Miami's Mark Richt, left, congratulates Clemson's Dabo Swinney on a thorough whipping Saturday night. (Streeter Lecka/Getty Images)

Credit: Streeter Lecka

Credit: Streeter Lecka

Miami's Mark Richt, left, congratulates Clemson's Dabo Swinney on a thorough whipping Saturday night. (Streeter Lecka/Getty Images)

Miami’s first-ever trip to the ACC Championship Game initially was framed as proof of just how far the Hurricanes had come in their second year under Mark Richt.

As the game itself played out, a different theme took shape: Look how far Miami has yet to go.

Finishing 35 points in arrears to Clemson in this conference championship game debut, being on the wrong side of the second most lopsided one of these things – thank you Duke for losing to FSU by 38 in 2013 – was certainly a learning experience for Richt’s ‘Canes. Much like the one a child gets the first time he puts his hand on a hot stovetop.

“It just shows (the Tigers) are the class of our league,” Richt said. “Right now, they’re the measuring stick. We’re going to get there. We’re not there yet. We weren’t there tonight, for sure.”

You could say the Hurricanes have some catching up to do on Clemson. Miami has played the Tigers two times now since 2015. Combined score of these meetings: 96-3, Clemson.

The program that survived Hurricane Irma must now try to weather the gusts of Dabo Swinney.

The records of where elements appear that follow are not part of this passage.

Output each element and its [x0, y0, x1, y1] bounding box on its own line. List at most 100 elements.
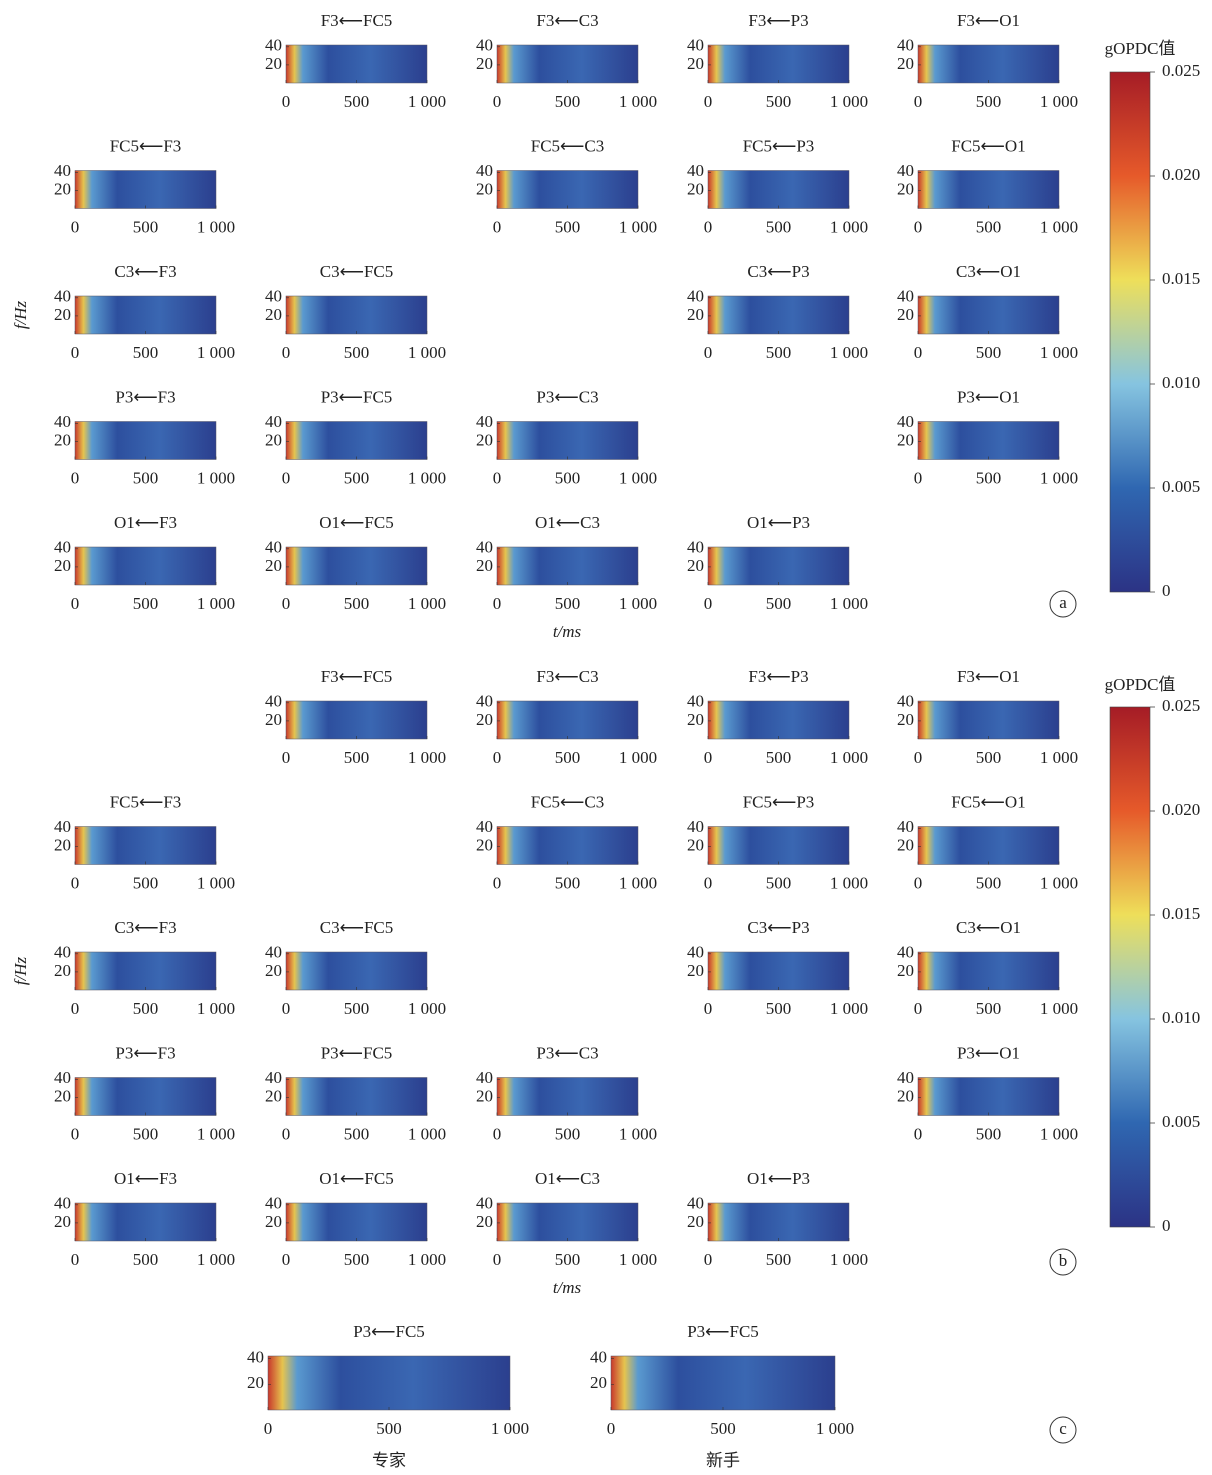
y-tick-label: 20: [897, 54, 914, 73]
x-tick-label: 0: [493, 92, 502, 111]
y-tick-label: 20: [590, 1373, 607, 1392]
x-tick-label: 0: [71, 468, 80, 487]
x-tick-label: 1 000: [408, 468, 446, 487]
x-tick-label: 500: [555, 594, 581, 613]
y-tick-label: 40: [687, 287, 704, 306]
heatmap: [611, 1356, 835, 1410]
y-tick-label: 40: [897, 287, 914, 306]
x-tick-label: 500: [344, 1124, 370, 1143]
y-tick-label: 20: [54, 835, 71, 854]
heatmap: [75, 952, 216, 990]
x-tick-label: 0: [282, 748, 291, 767]
heatmap: [918, 701, 1059, 739]
x-tick-label: 0: [282, 343, 291, 362]
heatmap: [497, 547, 638, 585]
y-tick-label: 40: [265, 36, 282, 55]
x-tick-label: 0: [71, 217, 80, 236]
x-tick-label: 0: [282, 468, 291, 487]
y-tick-label: 40: [265, 287, 282, 306]
y-tick-label: 40: [476, 1194, 493, 1213]
x-tick-label: 0: [914, 1124, 923, 1143]
y-tick-label: 40: [687, 538, 704, 557]
heatmap: [918, 171, 1059, 209]
x-tick-label: 0: [914, 999, 923, 1018]
y-tick-label: 40: [476, 692, 493, 711]
y-tick-label: 20: [897, 835, 914, 854]
panel-title: FC5⟵F3: [110, 136, 182, 155]
heatmap: [497, 422, 638, 460]
x-tick-label: 0: [914, 873, 923, 892]
x-tick-label: 500: [976, 873, 1002, 892]
x-tick-label: 1 000: [408, 343, 446, 362]
heatmap: [286, 422, 427, 460]
x-tick-label: 1 000: [816, 1419, 854, 1438]
heatmap: [75, 827, 216, 865]
y-tick-label: 40: [54, 161, 71, 180]
y-tick-label: 40: [687, 943, 704, 962]
panel-title: C3⟵F3: [114, 262, 176, 281]
heatmap: [286, 45, 427, 83]
panel-title: C3⟵P3: [747, 262, 809, 281]
y-tick-label: 40: [687, 692, 704, 711]
y-tick-label: 20: [54, 961, 71, 980]
x-tick-label: 1 000: [1040, 468, 1078, 487]
heatmap: [918, 422, 1059, 460]
x-tick-label: 500: [555, 1250, 581, 1269]
y-tick-label: 40: [247, 1347, 264, 1366]
y-tick-label: 20: [265, 1086, 282, 1105]
x-tick-label: 1 000: [1040, 748, 1078, 767]
y-tick-label: 40: [687, 36, 704, 55]
y-tick-label: 20: [897, 961, 914, 980]
x-tick-label: 0: [282, 1250, 291, 1269]
x-tick-label: 0: [493, 1250, 502, 1269]
y-tick-label: 20: [897, 710, 914, 729]
heatmap: [286, 952, 427, 990]
x-tick-label: 500: [376, 1419, 402, 1438]
colorbar-label: gOPDC值: [1105, 675, 1176, 694]
y-tick-label: 20: [687, 961, 704, 980]
x-tick-label: 0: [704, 343, 713, 362]
x-tick-label: 0: [704, 594, 713, 613]
y-tick-label: 20: [265, 430, 282, 449]
y-tick-label: 20: [265, 54, 282, 73]
x-tick-label: 500: [766, 217, 792, 236]
x-tick-label: 1 000: [408, 748, 446, 767]
heatmap: [286, 1203, 427, 1241]
x-tick-label: 1 000: [1040, 1124, 1078, 1143]
heatmap: [75, 422, 216, 460]
y-tick-label: 40: [476, 36, 493, 55]
panel-title: C3⟵FC5: [320, 262, 394, 281]
panel-title: P3⟵F3: [115, 1043, 175, 1062]
panel-title: P3⟵O1: [957, 1043, 1020, 1062]
panel-title: O1⟵FC5: [319, 1169, 393, 1188]
panel-title: P3⟵FC5: [353, 1322, 425, 1341]
heatmap: [708, 171, 849, 209]
x-tick-label: 1 000: [197, 1124, 235, 1143]
x-tick-label: 1 000: [830, 1250, 868, 1269]
x-tick-label: 0: [914, 92, 923, 111]
x-tick-label: 1 000: [619, 748, 657, 767]
x-tick-label: 1 000: [408, 1124, 446, 1143]
panel-caption: 新手: [706, 1451, 740, 1470]
x-tick-label: 500: [133, 1250, 159, 1269]
heatmap: [497, 701, 638, 739]
heatmap: [75, 171, 216, 209]
y-tick-label: 20: [476, 430, 493, 449]
heatmap: [75, 547, 216, 585]
x-tick-label: 0: [607, 1419, 616, 1438]
x-tick-label: 500: [710, 1419, 736, 1438]
colorbar-tick-label: 0.025: [1162, 696, 1200, 715]
y-tick-label: 20: [476, 835, 493, 854]
x-tick-label: 1 000: [1040, 999, 1078, 1018]
y-tick-label: 40: [897, 161, 914, 180]
x-tick-label: 0: [71, 594, 80, 613]
y-tick-label: 40: [54, 412, 71, 431]
heatmap: [286, 701, 427, 739]
x-tick-label: 1 000: [197, 999, 235, 1018]
x-tick-label: 500: [133, 468, 159, 487]
x-tick-label: 0: [71, 999, 80, 1018]
y-tick-label: 40: [897, 412, 914, 431]
heatmap: [918, 1078, 1059, 1116]
panel-title: P3⟵O1: [957, 387, 1020, 406]
panel-title: O1⟵C3: [535, 1169, 600, 1188]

“I expected a 60-minute brawl and it just didn’t happen like that,” Miami linebacker Shaquille Quarterman said Saturday night. No, it was a pure early-round KO, as Clemson quarterback Kelly Bryant completed his first 15 passes and the Tigers ripped off 38 points before Miami kicked a face-saving field goal in the last three minutes.

When Miami joined the ACC in 2004, and since the conference began playing a championship game a year later, the Hurricanes were expected to be the scourge of the Coastal division. Instead, they faded until, for the first time since 2003, they put together a double-digit win season behind Richt.

Late Saturday, though, was an occasion for the former Georgia coach to talk about what still needs to be done as opposed to what was accomplished in 2017.

“This whole rise is a learning process. Certainly tonight, we’ll learn some things and we’ll understand a little bit better what it might take to become a champion in this league,” Richt said.

“We need more great players. We got to be able to have enough depth to withstand attrition. We’re just not to that point yet,” he said. The ‘Canes 2018 recruiting class has been ranked top five in the country.

A footnote to the proceedings in Charlotte: Richt never has sustained a loss this lopsided in a postseason game – conference championships or bowls. Prior to Saturday, that dubious record belonged to Georgia’s 32-point loss to LSU in the 2011 SEC Championship.

He nonetheless was unbowed.

“I don’t think we’re a team that can line up and impose our will. I kept saying we’re not there yet. We got some more recruiting to do, we got some more developing to do,” he said.

“We got some guys who can play against anyone in America but I don’t know if we have enough of those guys yet. We’re going to keep working toward getting that done. In time, we’ll catch up to the measuring stick.”